I set off at first light to explore the beauty of Long Branch, with or without the George Washington Bridge there, in a tour arranged by Quest (http://www.questlongbranch.com), a tour company from San Francisco. I was told by a woman at Muddy’s Wax Museum that it was “possibly the worst wax museum in the country,” but that it had a big claim to fame: World’s Oldest Cake. According to one report dating from 1855, that cake was created in 1791, and you can currently eat it there, probably for less than $2.
Muddy’s Wax Museum has many other claims to fame, including World’s Oldest Cake in Long Branch
There are plenty of attractions, too, and they’re often cheaper than other sights in the area, like the boat excursions to Silver Gap State Park (milepost 86.3 on the Princeton-Long Branch Expressway). As well as the rusting relics of this world-class bridge – like a jetty landing platform and the steel mast – a rusting gallery of 44 granite statues near the dock lets you get up close to some of the 400-plus hurricane and flood-damaged ships that have cruised past in recent years, wondering what all the fuss is about.

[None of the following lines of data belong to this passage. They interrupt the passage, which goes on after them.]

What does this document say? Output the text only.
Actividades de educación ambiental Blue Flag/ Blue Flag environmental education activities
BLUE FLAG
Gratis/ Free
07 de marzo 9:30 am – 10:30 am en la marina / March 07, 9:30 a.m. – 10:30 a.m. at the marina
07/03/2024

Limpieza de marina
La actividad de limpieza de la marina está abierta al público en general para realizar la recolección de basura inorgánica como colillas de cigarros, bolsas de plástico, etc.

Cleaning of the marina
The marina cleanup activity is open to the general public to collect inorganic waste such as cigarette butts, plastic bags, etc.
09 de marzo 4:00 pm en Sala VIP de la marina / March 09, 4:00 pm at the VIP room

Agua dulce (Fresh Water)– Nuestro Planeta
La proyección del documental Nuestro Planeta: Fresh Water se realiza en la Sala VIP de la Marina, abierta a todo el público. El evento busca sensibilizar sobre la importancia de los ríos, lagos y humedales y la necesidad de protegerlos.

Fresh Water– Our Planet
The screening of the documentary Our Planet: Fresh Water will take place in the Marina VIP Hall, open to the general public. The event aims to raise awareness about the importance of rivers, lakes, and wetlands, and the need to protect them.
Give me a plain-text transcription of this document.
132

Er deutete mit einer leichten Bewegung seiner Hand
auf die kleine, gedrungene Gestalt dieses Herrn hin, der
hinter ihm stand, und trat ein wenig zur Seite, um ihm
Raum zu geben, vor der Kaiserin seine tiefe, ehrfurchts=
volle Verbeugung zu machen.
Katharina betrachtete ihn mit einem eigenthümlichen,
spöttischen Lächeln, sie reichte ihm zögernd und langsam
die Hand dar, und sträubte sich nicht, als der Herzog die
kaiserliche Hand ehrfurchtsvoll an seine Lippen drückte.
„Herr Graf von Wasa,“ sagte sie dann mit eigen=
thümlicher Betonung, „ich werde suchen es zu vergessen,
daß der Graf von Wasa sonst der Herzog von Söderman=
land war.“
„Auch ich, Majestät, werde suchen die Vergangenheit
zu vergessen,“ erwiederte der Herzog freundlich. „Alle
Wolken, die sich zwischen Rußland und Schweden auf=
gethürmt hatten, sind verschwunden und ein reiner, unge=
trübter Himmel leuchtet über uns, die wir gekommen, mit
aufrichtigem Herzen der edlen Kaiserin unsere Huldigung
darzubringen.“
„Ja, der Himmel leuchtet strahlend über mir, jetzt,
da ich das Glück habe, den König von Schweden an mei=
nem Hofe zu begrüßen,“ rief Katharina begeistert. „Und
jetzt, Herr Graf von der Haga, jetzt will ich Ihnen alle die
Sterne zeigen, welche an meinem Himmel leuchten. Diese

By the end of my one-hour guide, I was rather envious of the cyclists and joggers who in summer at the iconic “shining lifeguard” building nearby, hundreds of which dot the coasts of New Jersey and nearby Westchester, New York. Our guide seemed to agree: there are literally thousands of these beautiful long, loose (without stairs) concrete buildings, and with all the money sloshing around around, you would think they could be protected against the everyday stuff that makes sea level rise and severe storms inevitable. But these are the cities where there was once genuine promise of a gilded age, and where the light-ed apartments overlooking the Bay were massive nouveau Victorians, almost like the interiors of a chintzy old mansion in France. The winds are blowing the streets into seawater now, but a few hundred years down the line, when the cottages along the harbour have been demolished, perhaps the memorials there will be to the race-winning swimming champion turned spy, Carl Sandburg, who laboured in that neglected and sad site for decades before dying in 1915, with a bronze plaque depicting his inaugural swim over the George Washington Bridge.